Hobson’s Choice, the ballet, was first premiered in February 1989 at the Royal Opera House, London. It is not a ballet score that I know well but I do know the story of Hobson’s Choice and thought it was admirably bold of the Hong Kong Arts Festival to bring this staging by the Birmingham Royal Ballet to the city. Typically the better known classical ballets are received well in Asia. While last night’s performance wasn’t sold out, I was delighted to see many local children and teenagers at the theatre.
While I am no technical expert of ballet, this performance remains light hearted throughout with some imaginative choreography, including Morris dancing, waltzes and tap, as well as great comic timing. The first Act opens with an atmospheric set depicting a bootmaker’s shop in the early 1900’s and we soon meet all of the main characters. Henry Hobson staggers onto the stage blind drunk; his two younger daughters are clearly in disdain of him; their suitors arrive to woo them; Hobson’s eldest daughter, Maggie, is unsentimental but wishes to marry, much to her father’s dismissal; and by the end of the first Act, Maggie proposes to Will Mossop, the poor, unassuming but talented bootmaker at Hobson’s shop.
My favourite part of this performance is the second Act, set in a park on a Sunday afternoon. Here we see the Salvation Army with their brass band preaching temperance, via music and dancing, amidst the strolling couples and mothers with children. There are some sumptuous dances in this Act providing much delight and laughter to the audience. Equally delightful is the third Act when Maggie and Will celebrate their wedding with her sisters and their suitors. Will’s awkwardness when it comes to getting ready for bed with his newly wed wife isn’t just amusing for the adults in the audience but the younger members of the audience will have enjoyed it too.
A big thumbs up to Ambra Vallo and Jamie Bond for their wonderful portrayals of Maggie Hobson and Will Mossop respectively. Ambra’s Maggie is unsentimental and pragmatic but, despite these, she deftly shows us her deep feelings for Will. Jamie Bond is smashing as the hapless Will Mossop who needs a strong woman to force him make his way in the world. His awkwardness and shyness – especially in contrast to the other sisters’ more sophisticated suitors – make us both laugh at him while wanting to protect him at the same time. We also get to see the famous Marion Tait as the rich customer who lends money to Maggie and Will to help them to set up their own business.
My one criticism of this performance is the portrayal of delirium tremens where some of the characters come onto the stage wearing rat masks. It isn’t obvious enough for the audience to understand why these characters are in rat masks and this scene verges on the theatre of the absurd.
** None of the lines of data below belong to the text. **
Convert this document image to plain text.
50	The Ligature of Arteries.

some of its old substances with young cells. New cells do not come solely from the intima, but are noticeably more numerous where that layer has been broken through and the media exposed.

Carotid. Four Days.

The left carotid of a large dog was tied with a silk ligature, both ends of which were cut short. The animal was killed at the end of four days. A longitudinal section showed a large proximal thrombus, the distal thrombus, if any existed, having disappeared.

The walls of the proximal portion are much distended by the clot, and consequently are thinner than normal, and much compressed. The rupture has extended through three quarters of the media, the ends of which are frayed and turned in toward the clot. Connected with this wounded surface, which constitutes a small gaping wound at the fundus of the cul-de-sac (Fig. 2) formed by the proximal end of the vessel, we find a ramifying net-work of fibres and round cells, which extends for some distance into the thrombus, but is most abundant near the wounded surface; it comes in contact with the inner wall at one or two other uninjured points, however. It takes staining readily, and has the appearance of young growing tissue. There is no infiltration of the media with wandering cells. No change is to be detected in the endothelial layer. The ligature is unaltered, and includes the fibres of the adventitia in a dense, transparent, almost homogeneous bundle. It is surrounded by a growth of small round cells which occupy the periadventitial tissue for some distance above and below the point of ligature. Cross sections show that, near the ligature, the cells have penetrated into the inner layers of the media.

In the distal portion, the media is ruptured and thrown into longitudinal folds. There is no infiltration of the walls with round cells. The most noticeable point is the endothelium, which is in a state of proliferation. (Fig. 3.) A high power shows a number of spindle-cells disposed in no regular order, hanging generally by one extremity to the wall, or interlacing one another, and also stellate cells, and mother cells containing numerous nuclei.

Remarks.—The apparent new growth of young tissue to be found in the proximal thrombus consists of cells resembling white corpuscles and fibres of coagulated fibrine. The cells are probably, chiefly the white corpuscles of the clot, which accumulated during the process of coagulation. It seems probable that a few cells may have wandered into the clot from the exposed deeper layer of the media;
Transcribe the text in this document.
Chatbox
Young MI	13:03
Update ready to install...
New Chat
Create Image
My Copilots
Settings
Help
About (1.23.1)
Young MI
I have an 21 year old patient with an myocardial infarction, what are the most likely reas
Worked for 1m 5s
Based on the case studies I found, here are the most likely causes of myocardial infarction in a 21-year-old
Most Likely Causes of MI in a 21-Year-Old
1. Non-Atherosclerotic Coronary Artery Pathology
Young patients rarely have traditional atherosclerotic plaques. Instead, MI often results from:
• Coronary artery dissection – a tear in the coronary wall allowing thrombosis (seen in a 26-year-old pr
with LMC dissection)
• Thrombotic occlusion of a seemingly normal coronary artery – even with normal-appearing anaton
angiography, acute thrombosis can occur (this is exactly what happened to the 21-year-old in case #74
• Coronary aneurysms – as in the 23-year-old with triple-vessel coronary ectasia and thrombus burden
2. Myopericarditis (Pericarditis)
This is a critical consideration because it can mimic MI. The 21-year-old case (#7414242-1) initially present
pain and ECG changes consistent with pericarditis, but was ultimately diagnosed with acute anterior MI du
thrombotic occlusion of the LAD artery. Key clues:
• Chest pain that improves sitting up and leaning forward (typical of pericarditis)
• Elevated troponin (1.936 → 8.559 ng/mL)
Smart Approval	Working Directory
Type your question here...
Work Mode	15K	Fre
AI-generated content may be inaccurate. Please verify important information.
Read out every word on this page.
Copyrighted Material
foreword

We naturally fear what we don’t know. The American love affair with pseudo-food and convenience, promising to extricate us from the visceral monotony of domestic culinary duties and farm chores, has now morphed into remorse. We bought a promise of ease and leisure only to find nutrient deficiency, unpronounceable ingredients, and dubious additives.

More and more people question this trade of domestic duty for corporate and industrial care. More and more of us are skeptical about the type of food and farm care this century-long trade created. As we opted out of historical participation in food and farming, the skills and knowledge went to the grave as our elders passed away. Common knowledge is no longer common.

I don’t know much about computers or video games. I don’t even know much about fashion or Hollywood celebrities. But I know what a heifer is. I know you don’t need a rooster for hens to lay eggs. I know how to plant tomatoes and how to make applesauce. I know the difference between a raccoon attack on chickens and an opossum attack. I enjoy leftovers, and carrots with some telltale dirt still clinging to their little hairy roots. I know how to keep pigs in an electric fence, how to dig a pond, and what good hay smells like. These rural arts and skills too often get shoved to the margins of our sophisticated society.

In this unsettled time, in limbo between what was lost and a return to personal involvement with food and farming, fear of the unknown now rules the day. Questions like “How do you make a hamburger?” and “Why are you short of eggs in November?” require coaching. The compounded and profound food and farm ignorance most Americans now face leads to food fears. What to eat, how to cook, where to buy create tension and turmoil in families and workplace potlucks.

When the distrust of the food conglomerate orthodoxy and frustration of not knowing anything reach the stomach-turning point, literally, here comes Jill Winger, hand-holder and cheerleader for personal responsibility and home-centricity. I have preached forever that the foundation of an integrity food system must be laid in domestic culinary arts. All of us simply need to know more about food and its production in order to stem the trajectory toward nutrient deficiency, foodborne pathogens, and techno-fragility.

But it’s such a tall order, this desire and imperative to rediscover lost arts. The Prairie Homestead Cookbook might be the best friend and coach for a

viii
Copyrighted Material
Finally, a friendly piece of advice to Hong Kong Cultural Centre which was the venue for this ballet. It is no point having signs all over the venue saying that latecomers will not be admitted and then to continue to let latecomers in throughout the first Act. I found this immensely distracting just as I wanted to settle into the ballet. Additionally, there was an intermission after the first Act (which, incidentally, only lasted for about 30 mins or so) and I could not understand why these latecomers weren’t firmly told to wait till the start of the second Act.
Hobson’s Choice by Birmingham Royal Ballet was performed at the Hong Kong Arts Festival from 18 to 20 February.